Ce concept a été développé sur la chaîne Stockstream dès mai 2017. Un projet assez fou lancé par un ingénieur d’Amazon amateur de trading. Il décide de lancer une chaîne Twitch et de mettre à disposition des utilisateurs 50 000 $ à investir en bourse. Au lancement de celle-ci, l’affluence de spectateurs regroupe de simples curieux. Puis, très rapidement, cette communauté s’est transformée en une organisation rompue à l’exercice, alors même qu’ils n’avaient au départ aucun point en commun en dehors de leur intérêt pour cette chaîne. Rapidement, des serveurs discord se sont développés, puis regroupés pour organiser les décisions et améliorer la préparation du groupe. Le projet est encore aujourd’hui suivi par un noyau dur d’amateurs, mais est désormais organisé autour de Dawk, l’ingénieur qui avait mis en place la chaîne.

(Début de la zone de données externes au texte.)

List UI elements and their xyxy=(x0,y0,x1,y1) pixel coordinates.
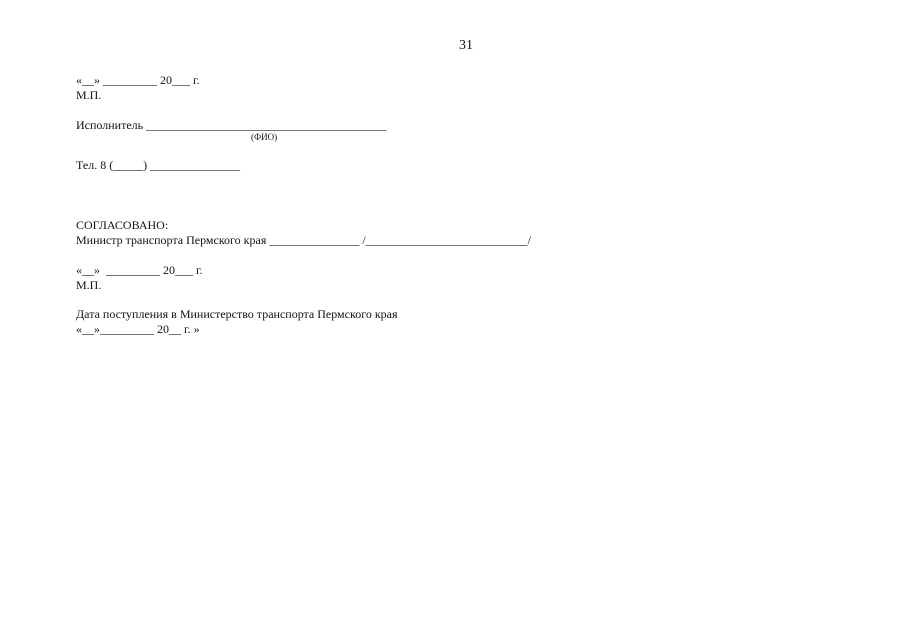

Les streams automatiques et autogérés, des expériences marginales pour un contenu expérimental
Les streams autogérés et automatiques sont à l’image de beaucoup d’artistes. Pionniers, explorateurs de l’inconnu permettant au secteur de renouveler son approche du médium. Ils permettent de percevoir la futilité d’un streaming intensif et répétitif. Lancer chaque jour son stream pour plusieurs heures, sans aucun repos et pour un très faible retour sur investissement est un danger pour les créateur·trice·s de contenu en plus d’être contre productif. Aujourd’hui, les communautés sont très largement capables de s’auto-alimenter sans avoir besoin d’aliéner d’autres individus.

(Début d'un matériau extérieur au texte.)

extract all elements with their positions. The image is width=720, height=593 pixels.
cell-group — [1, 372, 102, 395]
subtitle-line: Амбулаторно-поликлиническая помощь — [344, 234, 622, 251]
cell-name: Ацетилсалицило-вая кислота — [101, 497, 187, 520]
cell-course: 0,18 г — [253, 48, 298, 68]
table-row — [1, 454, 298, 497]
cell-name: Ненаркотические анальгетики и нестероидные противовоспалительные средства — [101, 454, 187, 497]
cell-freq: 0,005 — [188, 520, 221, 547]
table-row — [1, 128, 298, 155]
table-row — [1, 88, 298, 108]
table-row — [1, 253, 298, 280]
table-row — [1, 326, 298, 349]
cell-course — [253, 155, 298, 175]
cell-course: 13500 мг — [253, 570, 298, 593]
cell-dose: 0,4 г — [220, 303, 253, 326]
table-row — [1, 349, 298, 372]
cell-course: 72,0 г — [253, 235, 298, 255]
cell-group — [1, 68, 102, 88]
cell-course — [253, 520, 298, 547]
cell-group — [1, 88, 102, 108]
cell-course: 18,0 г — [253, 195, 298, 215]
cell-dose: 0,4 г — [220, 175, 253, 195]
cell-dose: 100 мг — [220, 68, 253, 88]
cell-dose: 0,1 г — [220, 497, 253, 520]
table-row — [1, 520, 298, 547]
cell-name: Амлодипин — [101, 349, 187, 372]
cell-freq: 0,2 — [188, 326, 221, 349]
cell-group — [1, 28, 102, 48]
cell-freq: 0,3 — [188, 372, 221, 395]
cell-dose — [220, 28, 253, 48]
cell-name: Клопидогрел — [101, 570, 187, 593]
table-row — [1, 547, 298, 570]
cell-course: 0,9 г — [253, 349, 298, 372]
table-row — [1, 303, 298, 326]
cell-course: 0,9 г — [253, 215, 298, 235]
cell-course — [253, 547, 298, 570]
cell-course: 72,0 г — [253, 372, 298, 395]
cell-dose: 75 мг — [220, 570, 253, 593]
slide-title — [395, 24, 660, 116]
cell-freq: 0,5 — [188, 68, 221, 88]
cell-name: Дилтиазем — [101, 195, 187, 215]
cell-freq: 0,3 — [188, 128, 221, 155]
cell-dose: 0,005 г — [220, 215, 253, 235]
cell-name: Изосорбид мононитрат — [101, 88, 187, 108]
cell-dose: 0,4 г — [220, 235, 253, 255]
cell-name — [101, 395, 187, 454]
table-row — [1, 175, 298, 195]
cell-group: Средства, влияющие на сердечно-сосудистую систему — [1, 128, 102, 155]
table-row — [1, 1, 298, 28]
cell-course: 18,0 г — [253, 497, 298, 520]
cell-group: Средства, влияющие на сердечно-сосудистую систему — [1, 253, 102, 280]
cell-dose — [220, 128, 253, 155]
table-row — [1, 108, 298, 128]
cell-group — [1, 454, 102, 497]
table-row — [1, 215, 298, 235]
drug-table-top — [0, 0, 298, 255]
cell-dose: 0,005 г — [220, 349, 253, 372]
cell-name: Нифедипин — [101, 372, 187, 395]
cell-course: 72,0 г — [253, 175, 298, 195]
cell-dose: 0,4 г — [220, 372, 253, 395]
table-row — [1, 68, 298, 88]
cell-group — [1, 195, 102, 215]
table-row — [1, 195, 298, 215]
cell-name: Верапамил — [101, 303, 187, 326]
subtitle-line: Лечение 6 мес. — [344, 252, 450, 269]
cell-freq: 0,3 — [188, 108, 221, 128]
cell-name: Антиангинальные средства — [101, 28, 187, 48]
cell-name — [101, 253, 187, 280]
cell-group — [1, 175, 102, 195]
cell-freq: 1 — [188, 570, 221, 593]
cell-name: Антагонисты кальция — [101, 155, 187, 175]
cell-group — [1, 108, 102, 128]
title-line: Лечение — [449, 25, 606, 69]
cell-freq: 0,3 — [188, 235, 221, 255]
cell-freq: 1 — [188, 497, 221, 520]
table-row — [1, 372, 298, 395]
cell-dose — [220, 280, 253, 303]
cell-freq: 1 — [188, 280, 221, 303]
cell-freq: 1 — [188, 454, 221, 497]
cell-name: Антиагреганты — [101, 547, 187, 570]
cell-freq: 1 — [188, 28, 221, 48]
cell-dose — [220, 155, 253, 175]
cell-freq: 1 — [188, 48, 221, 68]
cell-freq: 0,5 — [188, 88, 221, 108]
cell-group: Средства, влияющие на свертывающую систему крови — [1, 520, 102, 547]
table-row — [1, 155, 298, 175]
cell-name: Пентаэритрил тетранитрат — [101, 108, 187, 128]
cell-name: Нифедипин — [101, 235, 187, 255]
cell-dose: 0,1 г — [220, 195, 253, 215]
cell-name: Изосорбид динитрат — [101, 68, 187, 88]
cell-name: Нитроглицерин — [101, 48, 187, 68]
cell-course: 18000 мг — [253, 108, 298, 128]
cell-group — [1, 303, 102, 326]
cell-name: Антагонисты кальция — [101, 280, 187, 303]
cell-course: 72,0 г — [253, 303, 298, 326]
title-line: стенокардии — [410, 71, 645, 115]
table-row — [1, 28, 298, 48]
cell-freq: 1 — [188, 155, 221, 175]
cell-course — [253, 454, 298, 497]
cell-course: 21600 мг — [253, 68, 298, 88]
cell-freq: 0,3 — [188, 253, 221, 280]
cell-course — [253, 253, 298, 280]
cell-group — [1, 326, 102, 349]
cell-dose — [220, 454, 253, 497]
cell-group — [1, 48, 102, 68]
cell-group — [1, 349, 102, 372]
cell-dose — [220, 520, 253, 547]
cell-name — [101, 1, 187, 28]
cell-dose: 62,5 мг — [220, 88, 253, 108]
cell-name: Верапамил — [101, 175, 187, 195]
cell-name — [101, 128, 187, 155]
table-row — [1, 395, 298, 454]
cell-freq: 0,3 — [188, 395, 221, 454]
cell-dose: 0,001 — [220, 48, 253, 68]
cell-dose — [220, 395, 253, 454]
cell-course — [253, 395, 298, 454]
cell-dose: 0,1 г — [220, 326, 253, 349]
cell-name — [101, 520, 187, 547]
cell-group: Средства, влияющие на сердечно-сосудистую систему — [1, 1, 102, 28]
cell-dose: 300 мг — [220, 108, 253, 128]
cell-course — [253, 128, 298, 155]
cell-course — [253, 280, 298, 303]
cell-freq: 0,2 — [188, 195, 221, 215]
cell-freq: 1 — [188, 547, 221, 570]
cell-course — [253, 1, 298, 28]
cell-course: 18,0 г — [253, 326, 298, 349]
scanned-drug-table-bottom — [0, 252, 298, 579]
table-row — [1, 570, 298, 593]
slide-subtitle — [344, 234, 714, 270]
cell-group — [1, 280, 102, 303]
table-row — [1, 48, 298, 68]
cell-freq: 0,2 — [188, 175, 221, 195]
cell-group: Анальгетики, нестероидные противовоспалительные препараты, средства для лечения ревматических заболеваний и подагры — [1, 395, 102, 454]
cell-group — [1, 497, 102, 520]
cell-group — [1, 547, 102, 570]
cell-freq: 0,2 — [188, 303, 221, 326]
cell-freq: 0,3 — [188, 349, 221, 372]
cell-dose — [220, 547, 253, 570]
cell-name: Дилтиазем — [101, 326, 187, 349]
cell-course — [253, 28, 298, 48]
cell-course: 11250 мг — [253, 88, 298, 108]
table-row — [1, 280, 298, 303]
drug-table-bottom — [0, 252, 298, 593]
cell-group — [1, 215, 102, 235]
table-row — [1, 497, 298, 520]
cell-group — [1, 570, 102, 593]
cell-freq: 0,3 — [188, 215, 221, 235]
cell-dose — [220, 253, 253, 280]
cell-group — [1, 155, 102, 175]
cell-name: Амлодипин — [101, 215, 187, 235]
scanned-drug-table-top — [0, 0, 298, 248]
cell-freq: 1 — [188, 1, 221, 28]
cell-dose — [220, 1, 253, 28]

C’est néanmoins dans l’incarnation que l’on trouve les limites des streams autogérés. La figure de l’influenceur concentre les regards et apporte du lien entre les utilisateurs, aussi artificiel soit-il. Qu’il soit consenti ou ressenti, il émane souvent une figure au sein d’un groupe et même pour des streams autogérés, il est probable que l’on retrouve des personnalités fortes qui prennent le pas sur le reste du groupe.
Les streams automatiques eux répondent déjà partiellement à cette question de l’incarnation dans le cas de streams animés par une IA. Celle-ci est souvent accompagnée d’un avatar et reste très identifiable pour les viewers. La barrière s’affine et de plus en plus d’IA développent un contenu du même calibre que le reste des streameur·euse·s. L’utilisation des outils et particulièrement des IA, ainsi que l’autonomisation de la communauté ouvre une multitude de possibilités pour les créateur·trice·s d’aujourd’hui. Les pratiques de streaming purement automatiques ou autogérés resteront des œuvres marginales, cela ne fait aucun doute. En revanche, elles sont à la pointe de ce que sera le streaming de demain, une expérience interactive ou les spectateur·trice·s seront acteur·trice·s au même titre que les streamer·euse·s, proposant enfin autre chose que du backseat.